Meet Alex Head, the chef baking ethics into everything she does

·3-min read
 (Paul Blundell)
(Paul Blundell)

Alex Head is sitting in Social Pantry’s event catering space in Battersea. Behind her, chefs are just about visible through the shelves, moving quietly and with purpose.

‘I didn’t ever want to run a shouty kitchen,’ she says. ‘I’ve worked in enough of those and I always vowed that when it was my turn to run a kitchen it would not be a shouty one. I’m sure no one got the best out of me when I was a ball of anxiety.’

Alex, 36, has made a real commitment to doing things differently. She has always loved food — selling sandwiches off the back of her bicycle at the age of 16 — and, after working in both front-of-house and kitchen positions, she set up Social Pantry 10 years ago.

The company, which trains and employs ex-offenders as part of its team, caters for up to 30 corporate and private events every week. It also has two cafés, one in Lavender Hill and one in Peckham. While Alex has always been keen to minimise Social Pantry’s environmental impact, she says the past couple of years have also seen a really inspiring increase in customer awareness on that front, too.

Alex Head and colleague Omar Ellis in the kitchen (Paul Blundell)
Alex Head and colleague Omar Ellis in the kitchen (Paul Blundell)
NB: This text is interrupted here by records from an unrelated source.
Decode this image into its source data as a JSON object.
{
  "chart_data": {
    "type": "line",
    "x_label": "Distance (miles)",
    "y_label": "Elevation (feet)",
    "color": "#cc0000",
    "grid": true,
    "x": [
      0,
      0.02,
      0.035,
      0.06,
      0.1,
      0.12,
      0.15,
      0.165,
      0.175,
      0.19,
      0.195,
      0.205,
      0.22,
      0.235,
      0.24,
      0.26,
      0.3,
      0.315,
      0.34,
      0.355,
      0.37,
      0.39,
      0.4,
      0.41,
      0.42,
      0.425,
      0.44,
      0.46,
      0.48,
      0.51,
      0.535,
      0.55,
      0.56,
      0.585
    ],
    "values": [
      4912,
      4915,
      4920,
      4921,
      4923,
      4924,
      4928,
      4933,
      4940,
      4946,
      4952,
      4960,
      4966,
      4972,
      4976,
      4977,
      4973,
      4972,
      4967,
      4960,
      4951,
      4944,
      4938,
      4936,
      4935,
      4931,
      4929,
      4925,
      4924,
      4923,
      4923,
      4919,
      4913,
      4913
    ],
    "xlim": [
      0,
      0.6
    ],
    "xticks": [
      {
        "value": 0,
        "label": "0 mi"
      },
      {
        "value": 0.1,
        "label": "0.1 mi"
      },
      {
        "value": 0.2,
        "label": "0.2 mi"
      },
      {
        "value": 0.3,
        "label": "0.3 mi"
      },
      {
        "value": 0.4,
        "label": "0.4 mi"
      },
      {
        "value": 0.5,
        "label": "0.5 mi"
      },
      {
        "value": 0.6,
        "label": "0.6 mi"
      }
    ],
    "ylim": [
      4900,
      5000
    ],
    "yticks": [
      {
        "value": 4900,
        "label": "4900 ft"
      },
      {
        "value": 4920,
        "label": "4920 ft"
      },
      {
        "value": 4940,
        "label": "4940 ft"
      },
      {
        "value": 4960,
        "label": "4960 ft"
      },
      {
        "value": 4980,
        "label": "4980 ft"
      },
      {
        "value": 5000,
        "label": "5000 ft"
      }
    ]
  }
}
‘We used to do the basics,’ she says. ‘We offered discounts for reusable cups and containers, we gave our used coffee grounds to a lady with a worm farm. But now we’ve employed a sustainability consultant and we’re thinking much bigger.’

Today the company offers zero-waste canapé and meal menus for events, uses local produce as much as possible and trains staff on everything from food waste to foraging. Some chefs have even completed a work placement at Silo (‘our heroes’), a zero-waste restaurant in Hackney Wick. Alex’s ultimate goal is to make all of Social Pantry’s operations free from single-use plastic and be an entirely zero-waste caterer.

Pre-Covid, the company was on track to turn over £4 million in a year. The pandemic has meant that apron strings needed to be tightened but, explains Alex, ‘we’ve still made space in our budget for our sustainability and social programmes. I want to show that, if we can do it, so can the bigger corporate companies.’

Meeting ethical goals takes time and money but it is starting to pay dividends. Clients booking corporate events and wedding receptions are deliberately choosing Social Pantry because of its sustainability credentials. Almost a quarter of the traffic to the company’s website comes from people looking for a green caterer.

‘Consumer demand is really catching up,’ says Alex. ‘I know we’re all heading in the right direction.’

What are the benefits of going greener?

‘One has definitely been attracting staff. At the moment finding staff is a real challenge across the hospitality industry. But I’ve found people come to us because they like our values. It comes up in job interviews all the time.’

Why does sustainability matter?

‘It’s so important, you just need to look at climate change. We’re just a small, tiny piece of this huge puzzle but at least we’re going to sleep at night knowing we’re doing the right thing.’